普通RAG的痛点：用户追问（如“它的常见方法有哪些？”）无上下文，检索器无法理解“它”指什么，导致检索结果错误。
历史感知检索器的解决逻辑：

（2）文本切割的关键参数

chunk_size=1000：单片段最大字符数，需适配模型上下文窗口（gpt-4-turbo支持128k，但小片段检索更精准）；
chunk_overlap=200：相邻片段重叠字符数，避免“一句话被切到两个片段”导致的语义丢失（如“Task Decomposition is xxx”不会被拆分）。

（3）会话历史管理的核心参数

input_messages_key='input'：指定用户输入的key（对应{'input': '问题'}）；
history_messages_key='chat_history'：指定会话历史的key（对应提示模板的chat_history占位符）；
output_messages_key='answer'：指定回答输出的key（对应resp['answer']）；
session_id：隔离不同用户的会话，如zs123456和ls123456的历史互不干扰。

5. print函数修改说明

5.1 优化对比与原因

原代码print	优化后print	核心改进
`print(resp1['answer'])` `print(resp2['answer'])`	`print('=== 第一轮对话（session_id=zs123456） ===')` `print(f'用户问题：xxx')` `print(f'模型回答：xxx')`	1. 标注会话ID，区分不同用户/轮次的对话； 2. 展示“用户问题→模型回答”的对应关系，小白易理解； 3. 换行分隔两轮对话，提升输出可读性

5.2 输出示例（参考）

=== 第一轮对话（session_id=zs123456） ===
用户问题：What is Task Decomposition?
模型回答：Task Decomposition is the process of breaking down complex tasks into smaller, manageable sub-tasks to simplify execution. It is a core technique in agent systems to handle complicated objectives efficiently. It helps reduce the cognitive load of the agent and improve task completion accuracy.

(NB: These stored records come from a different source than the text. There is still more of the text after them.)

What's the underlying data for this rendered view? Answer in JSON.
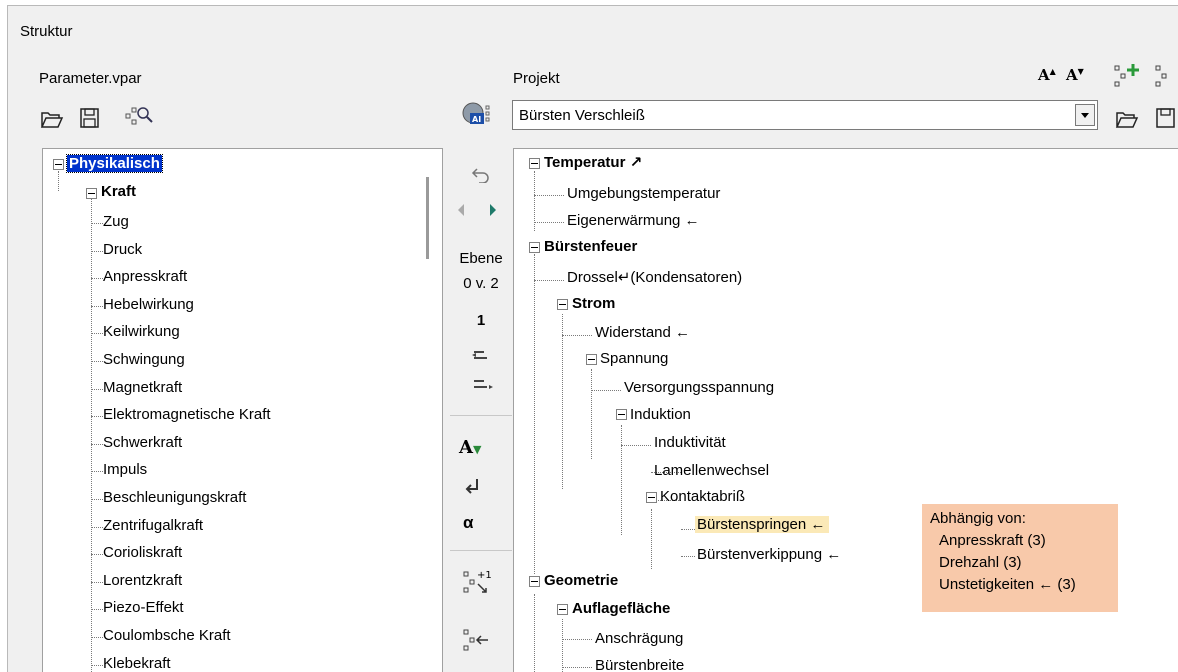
{
  "window": {
    "title": "Struktur"
  },
  "left_panel": {
    "label": "Parameter.vpar",
    "toolbar": [
      "open-folder-icon",
      "save-icon",
      "search-tree-icon"
    ],
    "tree": {
      "root": "Physikalisch",
      "group": "Kraft",
      "items": [
        "Zug",
        "Druck",
        "Anpresskraft",
        "Hebelwirkung",
        "Keilwirkung",
        "Schwingung",
        "Magnetkraft",
        "Elektromagnetische Kraft",
        "Schwerkraft",
        "Impuls",
        "Beschleunigungskraft",
        "Zentrifugalkraft",
        "Corioliskraft",
        "Lorentzkraft",
        "Piezo-Effekt",
        "Coulombsche Kraft",
        "Klebekraft"
      ]
    }
  },
  "middle_bar": {
    "ebene_label": "Ebene",
    "ebene_value": "0 v. 2",
    "level_number": "1",
    "alpha": "α"
  },
  "right_panel": {
    "label": "Projekt",
    "combo_value": "Bürsten Verschleiß",
    "font_increase": "A",
    "font_decrease": "A",
    "tree": {
      "n0": "Temperatur",
      "n0_arrow": "↗",
      "n1": "Umgebungstemperatur",
      "n2": "Eigenerwärmung ←",
      "n3": "Bürstenfeuer",
      "n4": "Drossel↵(Kondensatoren)",
      "n5": "Strom",
      "n6": "Widerstand ←",
      "n7": "Spannung",
      "n8": "Versorgungsspannung",
      "n9": "Induktion",
      "n10": "Induktivität",
      "n11": "Lamellenwechsel",
      "n12": "Kontaktabriß",
      "n13": "Bürstenspringen ←",
      "n14": "Bürstenverkippung ←",
      "n15": "Geometrie",
      "n16": "Auflagefläche",
      "n17": "Anschrägung",
      "n18": "Bürstenbreite"
    }
  },
  "tooltip": {
    "title": "Abhängig von:",
    "lines": [
      "Anpresskraft  (3)",
      "Drehzahl  (3)",
      "Unstetigkeiten  ← (3)"
    ]
  },
  "colors": {
    "selection": "#0033cc",
    "highlight": "#fbe9b7",
    "tooltip_bg": "#f8c9aa"
  }
}
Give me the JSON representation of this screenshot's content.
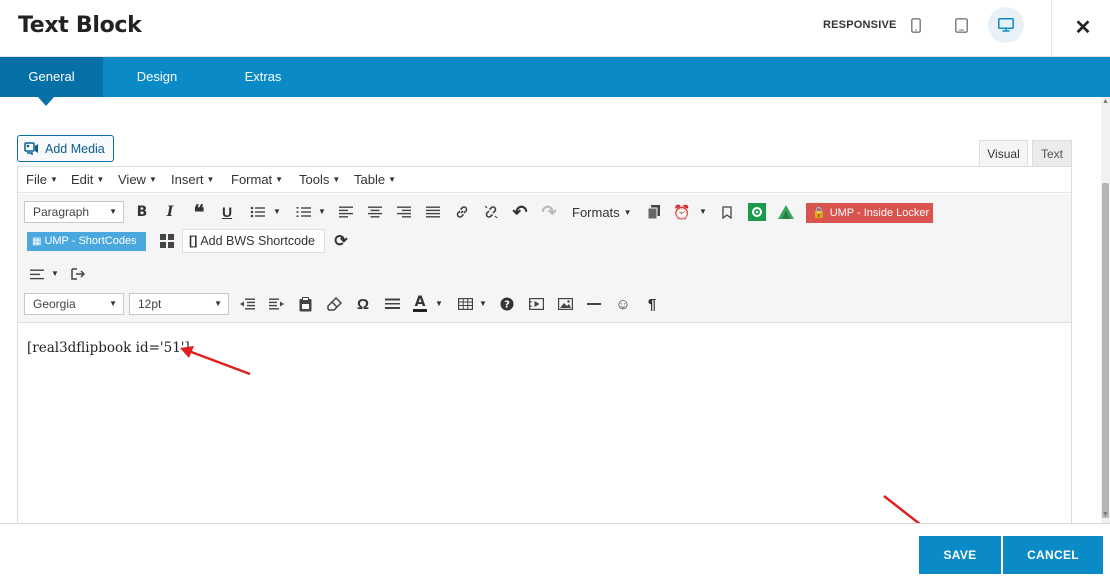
{
  "window": {
    "title": "Text Block",
    "responsive_label": "RESPONSIVE",
    "close_glyph": "✕"
  },
  "tabs": [
    {
      "label": "General",
      "active": true
    },
    {
      "label": "Design",
      "active": false
    },
    {
      "label": "Extras",
      "active": false
    }
  ],
  "media": {
    "add_media_label": "Add Media"
  },
  "editor_modes": {
    "visual": "Visual",
    "text": "Text",
    "active": "Visual"
  },
  "menubar": [
    "File",
    "Edit",
    "View",
    "Insert",
    "Format",
    "Tools",
    "Table"
  ],
  "toolbar": {
    "block_format": "Paragraph",
    "formats_label": "Formats",
    "ump_locker_label": "UMP - Inside Locker",
    "ump_shortcodes_label": "UMP - ShortCodes",
    "bws_label": "Add BWS Shortcode",
    "font_family": "Georgia",
    "font_size": "12pt",
    "text_color_letter": "A",
    "omega": "Ω",
    "pilcrow": "¶"
  },
  "content": {
    "text": "[real3dflipbook id='51']"
  },
  "footer": {
    "save_label": "SAVE",
    "cancel_label": "CANCEL"
  },
  "colors": {
    "primary": "#0a8ac6",
    "primary_dark": "#0770a6",
    "locker_red": "#d9534f",
    "shortcodes_blue": "#4aa8de",
    "annotation_arrow": "#e02020"
  },
  "icons": [
    "mobile-icon",
    "tablet-icon",
    "desktop-icon",
    "close-icon",
    "add-media-icon",
    "bold-icon",
    "italic-icon",
    "blockquote-icon",
    "underline-icon",
    "bullet-list-icon",
    "numbered-list-icon",
    "align-left-icon",
    "align-center-icon",
    "align-right-icon",
    "justify-icon",
    "link-icon",
    "unlink-icon",
    "undo-icon",
    "redo-icon",
    "copy-icon",
    "alarm-icon",
    "bookmark-icon",
    "gear-icon",
    "triangle-logo-icon",
    "lock-icon",
    "grid-icon",
    "bracket-icon",
    "refresh-icon",
    "align-menu-icon",
    "exit-icon",
    "outdent-icon",
    "indent-icon",
    "paste-icon",
    "eraser-icon",
    "omega-icon",
    "hr-icon",
    "text-color-icon",
    "table-icon",
    "help-icon",
    "media-icon",
    "image-icon",
    "horizontal-line-icon",
    "emoji-icon",
    "pilcrow-icon"
  ]
}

=== 第二轮对话（session_id=ls123456） ===
用户问题：What are common ways of doing it?
模型回答：Common ways of Task Decomposition include hierarchical decomposition, which breaks tasks into nested sub-tasks; functional decomposition, which splits tasks by different functions; and temporal decomposition, which divides tasks based on time sequence. It may also involve goal-oriented decomposition to align sub-tasks with final objectives.

总结（关键点回顾）

核心能力：历史感知检索器解决RAG“模糊追问无上下文”的痛点，实现精准检索；
核心流程：网页加载→文本切割→向量存储→历史感知检索→问答→会话历史管理；
关键组件：
- create_history_aware_retriever是实现历史感知的核心；
- RunnableWithMessageHistory是会话隔离、上下文关联的关键；
实用技巧：
- 文本切割时设置chunk_overlap避免语义割裂；
- 通过session_id隔离不同用户的会话，避免历史混淆；
- 提示模板中明确“仅基于上下文回答”，避免模型编造答案。